During this time of uncertainty in our community, it’s good to hear stories of hope and positivity. Here’s a story that does just that. 99-year-old Maude Burke recently recovered from COVID-19 just in time for her 100th birthday. The African American woman in Albany, Georgia received a celebratory sendoff, as nurses and staff from the Phoebe Putney Health System applauded her accomplishment. Ms. Burke was in the hospital for 17 days.
“We continue to celebrate with our #COVID-19 patients when they get well enough to go home from our hospitals,” Phoebe Putney posted on the hospital’s Facebook page along with a video of Burke’s sendoff. “This celebration was extra special. Maude Burke is…is the oldest COVID-19 patient we’ve been able to discharge. Her strength and determination are amazing, and we wish her well as she continues to recover. Thank you for being an inspiration, Ms. Maude!”
The JBS Beef plant in Cactus, Texas, is seeing an outbreak in coronavirus cases, reporting 114 new infections among its staff. The Department of State Health Services (DSHS) is investigating the spread of the illness and making best practice recommendations for the business to remain open.
As outbreaks in meat processing plants continue to grow across the country, so do concerns about the food supply chain. Currently, at least 10% of pork production in the U.S. has been shut down. Federal officials report that the food supply overall is fine, however the closings of plants could cause interruptions in getting certain foods to market. As the pandemic rages on, workers and unions are sounding the alarm about safety in production lines, made up mostly of minority and immigrant workers.
California Representative Maxine Waters said Thursday that her sister is dying of coronavirus in a hospital in St Louis, Missouri. Yesterday morning, Massachusetts Senator Elizabeth Warren shared in a post on Twitter that her brother passed away from the illness.
In an effort spearheaded by Illinois Representative Bobby Rush, House Democrats are calling on the Environmental Protection Authority (EPA) to ensure that minority and low-income communities have equal access to clean air protections amid the coronavirus pandemic. In a letter to the EPA, Rush and 83 lawmakers referenced a recent Harvard University study that concluded that those living in areas with high air pollution are at greater risk of dying from coronavirus. Democrats also highlighted the easing of almost 100 environmental regulations that have been rolled back since Trump took office. The EPA rejected the claims, saying the letter depends on “false conclusions drawn by the Harvard study.”
Dr. Rick Bright, who led efforts to find a vaccine to treat coronavirus, has been demoted. The former director of the Biomedical Advanced Research and Development Authority (BARDA), says he was place into a lower position because he disagreed with the administration’s efforts to allocate billions of dollars into a potentially dangerous drug treatment for coronavirus.

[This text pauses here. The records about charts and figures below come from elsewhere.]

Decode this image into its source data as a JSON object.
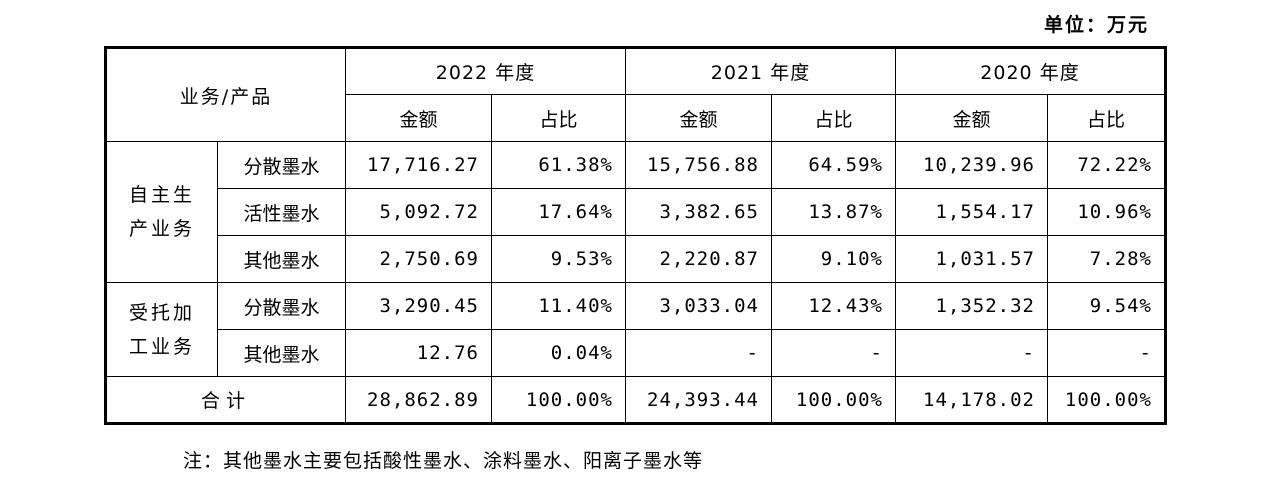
{
  "unit_label": "单位：万元",
  "header": {
    "category": "业务/产品",
    "years": [
      "2022 年度",
      "2021 年度",
      "2020 年度"
    ],
    "amount": "金额",
    "ratio": "占比"
  },
  "groups": [
    {
      "name_line1": "自主生",
      "name_line2": "产业务",
      "rows": [
        {
          "product": "分散墨水",
          "v": [
            "17,716.27",
            "61.38%",
            "15,756.88",
            "64.59%",
            "10,239.96",
            "72.22%"
          ]
        },
        {
          "product": "活性墨水",
          "v": [
            "5,092.72",
            "17.64%",
            "3,382.65",
            "13.87%",
            "1,554.17",
            "10.96%"
          ]
        },
        {
          "product": "其他墨水",
          "v": [
            "2,750.69",
            "9.53%",
            "2,220.87",
            "9.10%",
            "1,031.57",
            "7.28%"
          ]
        }
      ]
    },
    {
      "name_line1": "受托加",
      "name_line2": "工业务",
      "rows": [
        {
          "product": "分散墨水",
          "v": [
            "3,290.45",
            "11.40%",
            "3,033.04",
            "12.43%",
            "1,352.32",
            "9.54%"
          ]
        },
        {
          "product": "其他墨水",
          "v": [
            "12.76",
            "0.04%",
            "-",
            "-",
            "-",
            "-"
          ]
        }
      ]
    }
  ],
  "total": {
    "label": "合计",
    "v": [
      "28,862.89",
      "100.00%",
      "24,393.44",
      "100.00%",
      "14,178.02",
      "100.00%"
    ]
  },
  "note": "注：其他墨水主要包括酸性墨水、涂料墨水、阳离子墨水等"
}
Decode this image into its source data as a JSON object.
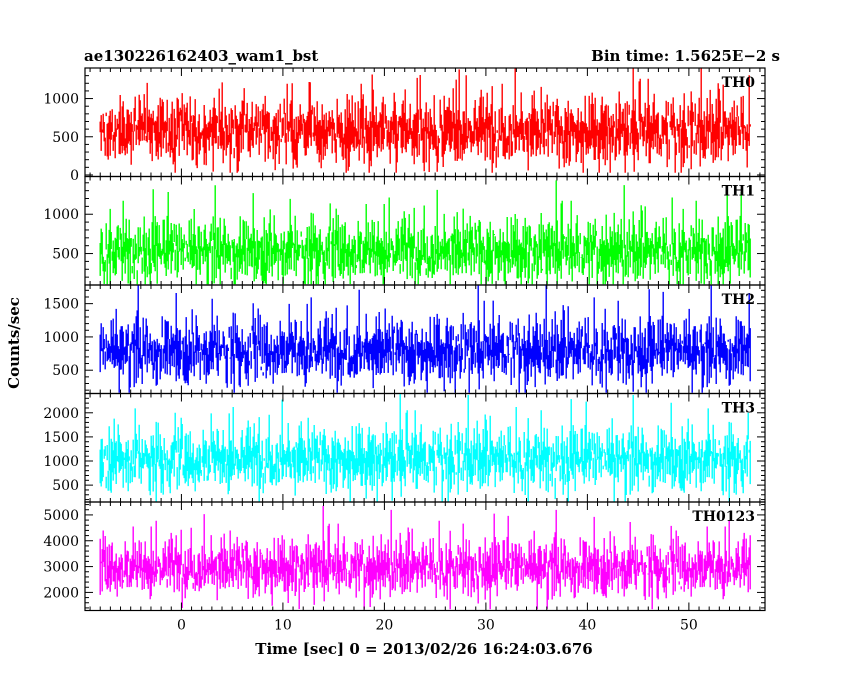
{
  "header": {
    "title": "ae130226162403_wam1_bst",
    "bin_time": "Bin time: 1.5625E−2 s"
  },
  "axes": {
    "xlabel": "Time [sec] 0 = 2013/02/26 16:24:03.676",
    "ylabel": "Counts/sec"
  },
  "chart_data": {
    "type": "line",
    "x_range": [
      -8,
      56
    ],
    "xlim": [
      -9.5,
      57.5
    ],
    "x_ticks": [
      0,
      10,
      20,
      30,
      40,
      50
    ],
    "x_tick_labels": [
      "0",
      "10",
      "20",
      "30",
      "40",
      "50"
    ],
    "bin_size_s": 0.015625,
    "grid": false,
    "series": [
      {
        "name": "TH0",
        "color": "#ff0000",
        "ylim": [
          -20,
          1400
        ],
        "y_ticks": [
          0,
          500,
          1000
        ],
        "y_tick_labels": [
          "0",
          "500",
          "1000"
        ],
        "mean": 580,
        "noise_sd": 210,
        "min_clip": 30,
        "max_clip": 1400
      },
      {
        "name": "TH1",
        "color": "#00ff00",
        "ylim": [
          100,
          1480
        ],
        "y_ticks": [
          500,
          1000
        ],
        "y_tick_labels": [
          "500",
          "1000"
        ],
        "mean": 540,
        "noise_sd": 195,
        "min_clip": 110,
        "max_clip": 1480
      },
      {
        "name": "TH2",
        "color": "#0000ff",
        "ylim": [
          150,
          1780
        ],
        "y_ticks": [
          500,
          1000,
          1500
        ],
        "y_tick_labels": [
          "500",
          "1000",
          "1500"
        ],
        "mean": 800,
        "noise_sd": 230,
        "min_clip": 160,
        "max_clip": 1780
      },
      {
        "name": "TH3",
        "color": "#00ffff",
        "ylim": [
          150,
          2400
        ],
        "y_ticks": [
          500,
          1000,
          1500,
          2000
        ],
        "y_tick_labels": [
          "500",
          "1000",
          "1500",
          "2000"
        ],
        "mean": 1050,
        "noise_sd": 310,
        "min_clip": 160,
        "max_clip": 2400
      },
      {
        "name": "TH0123",
        "color": "#ff00ff",
        "ylim": [
          1300,
          5500
        ],
        "y_ticks": [
          2000,
          3000,
          4000,
          5000
        ],
        "y_tick_labels": [
          "2000",
          "3000",
          "4000",
          "5000"
        ],
        "mean": 2980,
        "noise_sd": 520,
        "min_clip": 1350,
        "max_clip": 5500
      }
    ]
  }
}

He added, “I am speaking out because to combat this deadly virus, science — not politics or cronyism — has to lead the way.” He also announced he will file a whistleblower complaint with the Department of Health and Human Services.
BUSINESS AND ECONOMY
Las Vegas Mayor Carolyn Goodman is facing backlash after an interview with CNN’s Anderson Cooper. [https://youtu.be/APoSHB9pQk8] Goodman is calling for the city’s businesses, including casinos and hotels, to reopen while refusing to provide any social distancing guidelines. Those guidelines on how to reopen safely, she said, are up to individual businesses and are not the mayor’s job.
Walmart and Nextdoor neighborhood social network are partnering to keep households stocked with essential items while limiting shopping trips and exposure to the coronavirus. The “Neighbors Helping Neighbors” program allows members of the Nextdoor to request or offer help getting groceries and essential items on their network and have them delivered with no contact.